Coren crouched by the path, holding something up to the light. "Look. The glass makes the sun split."

"No one asked," Tomas said.

"I wasn't answering," Coren replied cheerfully.

Kai stood back, listening to everyone's friendly banter.

Lior noticed him last. "You're quiet."

Kai shrugged. "You're loud."

"That's not an argument."

"It wasn't meant to be."

Lior studied him for a moment. "Your father's still gone?"

Kai nodded.

Tomas tilted his head. "That's bad?"

"It's longer," Kai said.

Mila spoke carefully. "Longer doesn't always mean worse."

Kai looked at her. "Sometimes it does."

No one contradicted him.

They moved inside. The noise filled the space quickly, voices overlapping, chairs scraping, someone laughing too loud. It was different from home. Less careful.

Lior spread his notes across the floor. "I've been mapping the southern routes again."

Kai stiffened.

"Not because of your father," Lior added quickly. "Just because they're inefficient."

Tomas snorted. "Everything's inefficient to you."

"Because everything could be better."

"Except people," Coren said. "People are fine."

"That's debatable," Lior replied.

Kai traced a line on the map without thinking. "This road narrows here."

"Yes," Lior said immediately. "And caravans slow. That's why"

"Stop," Kai said.

Lior blinked. "What?"

"Just stop."

Silence fell, brief and awkward.

Mila broke it. "We don't have to do maps."

Tomas grinned. "Yes we do. Maps are for conquering."

"No," Lior said. "Maps are for avoiding mistakes."

Kai pulled his hand back. "I don't want to look at roads."

Lior hesitated, then carefully gathered the papers. "Okay."

That mattered more than Kai expected.

They went outside instead. Tomas immediately declared a battlefield. Coren named invisible creatures. Mila tried to keep both from getting hurt.

Lior sat beside Kai on the steps.

"You think too much," Lior said.

Kai snorted softly. "You think more."

"Yes, but I like it."

Kai didn't respond.

"My father once said," Lior continued, "that if something hasn't happened yet, worrying won't make it arrive sooner."

Kai looked at him. "Did you believe that?"

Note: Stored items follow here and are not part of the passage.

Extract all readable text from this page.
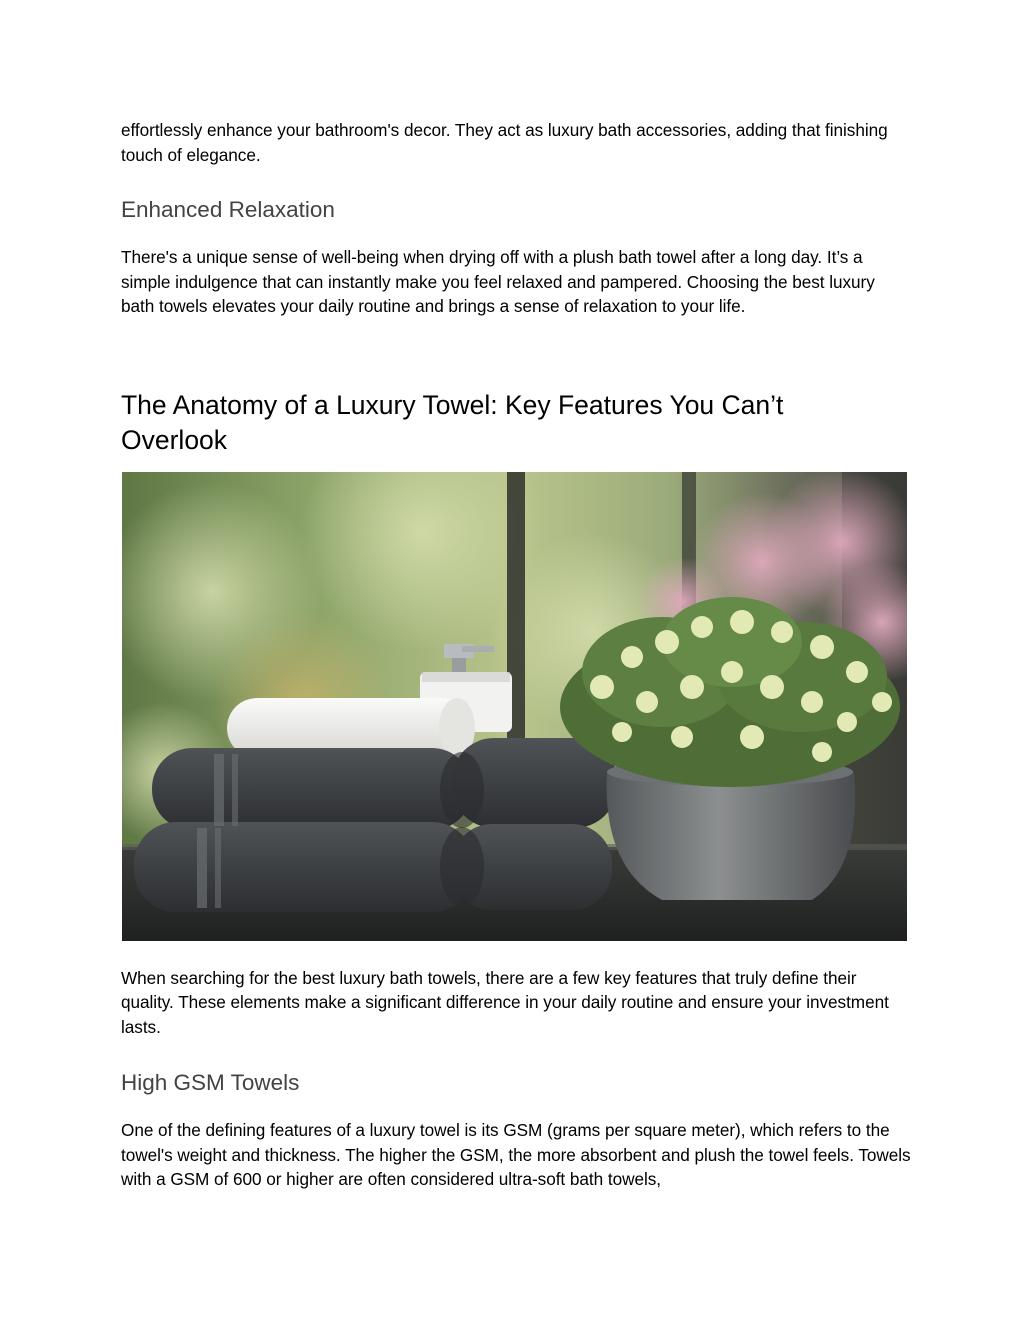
effortlessly enhance your bathroom's decor. They act as luxury bath accessories, adding that finishing touch of elegance.

Enhanced Relaxation

There's a unique sense of well-being when drying off with a plush bath towel after a long day. It’s a simple indulgence that can instantly make you feel relaxed and pampered. Choosing the best luxury bath towels elevates your daily routine and brings a sense of relaxation to your life.

The Anatomy of a Luxury Towel: Key Features You Can’t Overlook

When searching for the best luxury bath towels, there are a few key features that truly define their quality. These elements make a significant difference in your daily routine and ensure your investment lasts.

High GSM Towels

One of the defining features of a luxury towel is its GSM (grams per square meter), which refers to the towel's weight and thickness. The higher the GSM, the more absorbent and plush the towel feels. Towels with a GSM of 600 or higher are often considered ultra-soft bath towels,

"No," Lior admitted. "But i just listened anyway."

Kai almost smiled.

When the light began to fade, Anya tugged at his sleeve. "We have to go."

He nodded.

On the walk home, she asked, "Do you think he misses us?"

Kai didn't answer right away.

"Yes," he said finally. "I think he does."

"How do you know?"

Kai thought of Old Gray. Of the way his father always checked the straps twice.

"He doesn't leave things unfinished."

That satisfied her.

The house greeted them with quiet again.

Aveline looked up from her knitting. "Did you behave?"

Anya nodded enthusiastically. "Mostly."

Kai met his mother's eyes. She searched his face, not for trouble, but for something else.

"Did you eat?" she asked.

"Yes."

"Good."

She went back to her knitting. Her hands were steady.

Kai watched her for a long moment.

She did not look at the door.

That night, lying awake, Kai counted again.

Twelve days.

He wondered how many more her mother was counting too.